Wikipedia’s Pledge Drive Ends — So Do Those Jarring Testimonials!

The Wikimedia Foundation’s annual fundraising campaign concluded today after the nonprofit raised $20 million from one million donors worldwide.

The end of the pledge drive also means the end of those fundraising banners on every page that highlighted editors who contributed to the site.

Against the site’s normal black-and-white page design and absence of ads, the contributors’ color photos popped from the page and certainly fulfilled the goal of pulling readers up to the plea.

And while their absence won’t exactly be mourned by readers, it will deprive us of some entertaining juxtapositions, such as the one at right, with the visage of an earnest volunteer looking like an illustration accompanying the Wikipedia entry for a “Saturday Night Live” skit featuring Justin Timberlake called “Dick in a Box.”

Wikimedia said it will use the funds to buy hardware, develop new features on the site, expand mobile services, provide legal defense for the projects and support volunteers.

The site now employs 97 people and plans to spend $28.3 million this year on expenses.

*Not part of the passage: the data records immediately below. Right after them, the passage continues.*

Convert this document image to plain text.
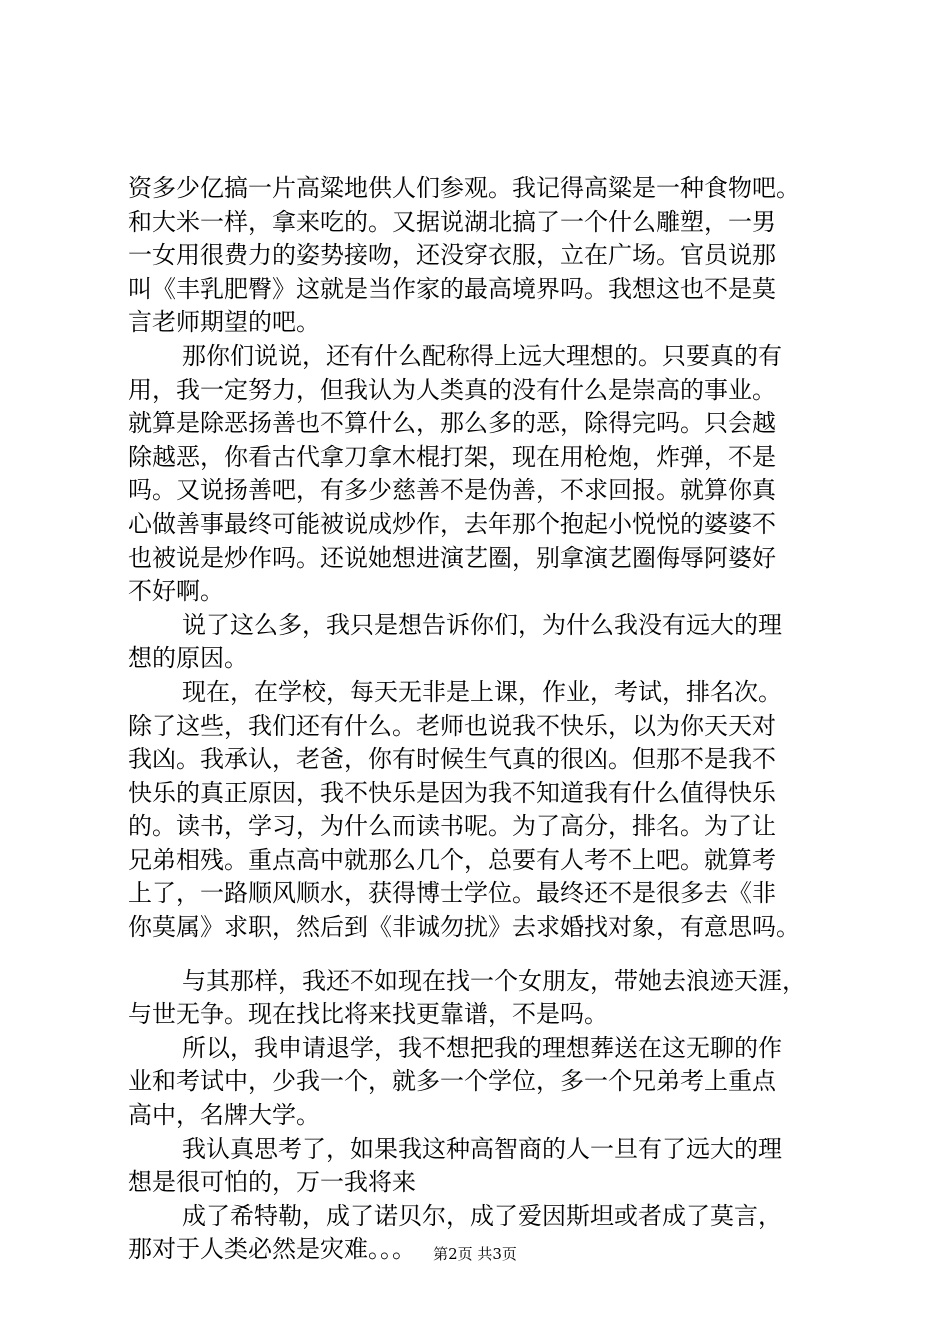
资多少亿搞一片高粱地供人们参观。我记得高粱是一种食物吧。
和大米一样，拿来吃的。又据说湖北搞了一个什么雕塑，一男
一女用很费力的姿势接吻，还没穿衣服，立在广场。官员说那
叫《丰乳肥臀》这就是当作家的最高境界吗。我想这也不是莫
言老师期望的吧。
那你们说说，还有什么配称得上远大理想的。只要真的有
用，我一定努力，但我认为人类真的没有什么是崇高的事业。
就算是除恶扬善也不算什么，那么多的恶，除得完吗。只会越
除越恶，你看古代拿刀拿木棍打架，现在用枪炮，炸弹，不是
吗。又说扬善吧，有多少慈善不是伪善，不求回报。就算你真
心做善事最终可能被说成炒作，去年那个抱起小悦悦的婆婆不
也被说是炒作吗。还说她想进演艺圈，别拿演艺圈侮辱阿婆好
不好啊。
说了这么多，我只是想告诉你们，为什么我没有远大的理
想的原因。
现在，在学校，每天无非是上课，作业，考试，排名次。
除了这些，我们还有什么。老师也说我不快乐，以为你天天对
我凶。我承认，老爸，你有时候生气真的很凶。但那不是我不
快乐的真正原因，我不快乐是因为我不知道我有什么值得快乐
的。读书，学习，为什么而读书呢。为了高分，排名。为了让
兄弟相残。重点高中就那么几个，总要有人考不上吧。就算考
上了，一路顺风顺水，获得博士学位。最终还不是很多去《非
你莫属》求职，然后到《非诚勿扰》去求婚找对象，有意思吗。
与其那样，我还不如现在找一个女朋友，带她去浪迹天涯，
与世无争。现在找比将来找更靠谱，不是吗。
所以，我申请退学，我不想把我的理想葬送在这无聊的作
业和考试中，少我一个，就多一个学位，多一个兄弟考上重点
高中，名牌大学。
我认真思考了，如果我这种高智商的人一旦有了远大的理
想是很可怕的，万一我将来
成了希特勒，成了诺贝尔，成了爱因斯坦或者成了莫言，
那对于人类必然是灾难。。。	第2页 共3页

The remainder of funds will trickle in throughout the year in the form of grants and other donations, such as ones from Google co-founder Sergey Brin and 23andMe co-founder Anne Wojcicki’s Brin Wojcicki Foundation, which gave $500,000 as part of the campaign in November.

In a letter thanking donors, Wikimedia Executive Director Sue Gardner wrote: “We’re the #5 most-popular site in the world — we operate on a tiny fraction of the resources of any other top site. We will use your money carefully and well, I promise you.”